Tuesday 27 October 2009

A Matter of Taste


Nutrition experts talk about how portion sizes of foods have expanded with our waistlines over the years, but I find it fascinating that we haven't talked much about how our tastebuds have evolved in a relatively short time. Or maybe it's not scientific or evolution-based. Maybe it's merely money-driven. What I'm getting at is the mysterious disappearance of grape soda.
When my mom was a child in the late 1950s, she and her family would pile into the car on a Saturday night and head to the local burger joint, where she'd order a single burger (probably a Jr. size by today's inflated standards), a small fry (again, probably kiddie sized), and a grape soda. Grape soda, popularized by the now-scarce Nehi brand of soft drinks, was everywhere. The flavor, a purely artificial sugar bonanza that never really tasted like real grapes, was consumed all over television. In fact, it was Radar on the acclaimed series, "M.A.S.H."'s signature quaff at the bar.
But something happened sometime between the 1970s and 1980s to grape soda. It was as if the flavor had been snatched off of its proverbial vine and replaced...replaced by orange, in fact. By the early 1980s, when yours truly came along, the only bubbly made available to us kiddies was some version of thick syrupy orange stuff or a limon concoction. Grape sodas had been culturally banished to the ghetto (or so urban legend says), along with BBQ chips (also tasty--why?). By 1988, when R.E.M. released its sixth album, "Green," "Orange Crush" was a household name. Grape, as we knew it, was marginalized, practically gone.

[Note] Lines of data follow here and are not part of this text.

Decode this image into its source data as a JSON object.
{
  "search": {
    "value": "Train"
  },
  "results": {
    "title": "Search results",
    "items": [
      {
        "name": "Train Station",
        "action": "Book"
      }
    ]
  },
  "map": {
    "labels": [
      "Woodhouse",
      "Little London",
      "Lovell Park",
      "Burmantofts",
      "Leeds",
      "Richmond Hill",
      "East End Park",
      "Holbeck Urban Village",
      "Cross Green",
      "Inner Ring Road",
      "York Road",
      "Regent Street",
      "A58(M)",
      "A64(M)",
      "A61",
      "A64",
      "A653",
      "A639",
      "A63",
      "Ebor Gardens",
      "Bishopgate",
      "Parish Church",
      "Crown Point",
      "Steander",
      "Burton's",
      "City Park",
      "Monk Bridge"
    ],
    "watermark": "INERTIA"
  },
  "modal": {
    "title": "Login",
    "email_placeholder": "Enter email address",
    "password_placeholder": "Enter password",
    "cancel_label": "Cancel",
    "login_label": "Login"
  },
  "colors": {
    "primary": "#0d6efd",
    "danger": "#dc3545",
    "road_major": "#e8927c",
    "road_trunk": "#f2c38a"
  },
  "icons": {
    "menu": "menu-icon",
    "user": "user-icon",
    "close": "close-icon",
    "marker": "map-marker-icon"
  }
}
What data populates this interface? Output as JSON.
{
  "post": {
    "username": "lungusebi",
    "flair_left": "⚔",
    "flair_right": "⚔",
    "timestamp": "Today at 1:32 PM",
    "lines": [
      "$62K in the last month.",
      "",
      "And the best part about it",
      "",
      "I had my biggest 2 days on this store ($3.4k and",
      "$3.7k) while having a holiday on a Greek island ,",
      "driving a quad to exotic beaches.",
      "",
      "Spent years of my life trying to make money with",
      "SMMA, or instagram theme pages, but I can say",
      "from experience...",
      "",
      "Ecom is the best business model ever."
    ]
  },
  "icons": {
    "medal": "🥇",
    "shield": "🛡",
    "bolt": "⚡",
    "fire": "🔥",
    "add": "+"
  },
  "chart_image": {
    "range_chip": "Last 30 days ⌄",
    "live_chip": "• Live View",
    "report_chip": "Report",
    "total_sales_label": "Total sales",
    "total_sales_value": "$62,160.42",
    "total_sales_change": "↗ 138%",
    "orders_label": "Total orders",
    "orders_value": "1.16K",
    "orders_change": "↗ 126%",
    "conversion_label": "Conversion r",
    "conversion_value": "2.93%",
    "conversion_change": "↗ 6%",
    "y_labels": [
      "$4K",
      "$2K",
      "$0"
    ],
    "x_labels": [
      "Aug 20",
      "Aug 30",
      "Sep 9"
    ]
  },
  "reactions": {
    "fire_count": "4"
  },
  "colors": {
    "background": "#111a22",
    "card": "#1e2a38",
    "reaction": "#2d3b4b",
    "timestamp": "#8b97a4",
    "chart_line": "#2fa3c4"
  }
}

Orange, however, now takes a back seat to other flavors. By the 90s, we had every flavor we could ever wish for in fizz. Biggest on the list in fast food corp fruit flavors were things like cherry limeade and grapefruit (Fresca). Jones sodas have an extensive list of flavors and are available at places like Panera Bread. Is this flavor explosion a sign of sophistication in tastebuds, greed, or too many choices in America? To quote a wise candy commercial: "The world may never know."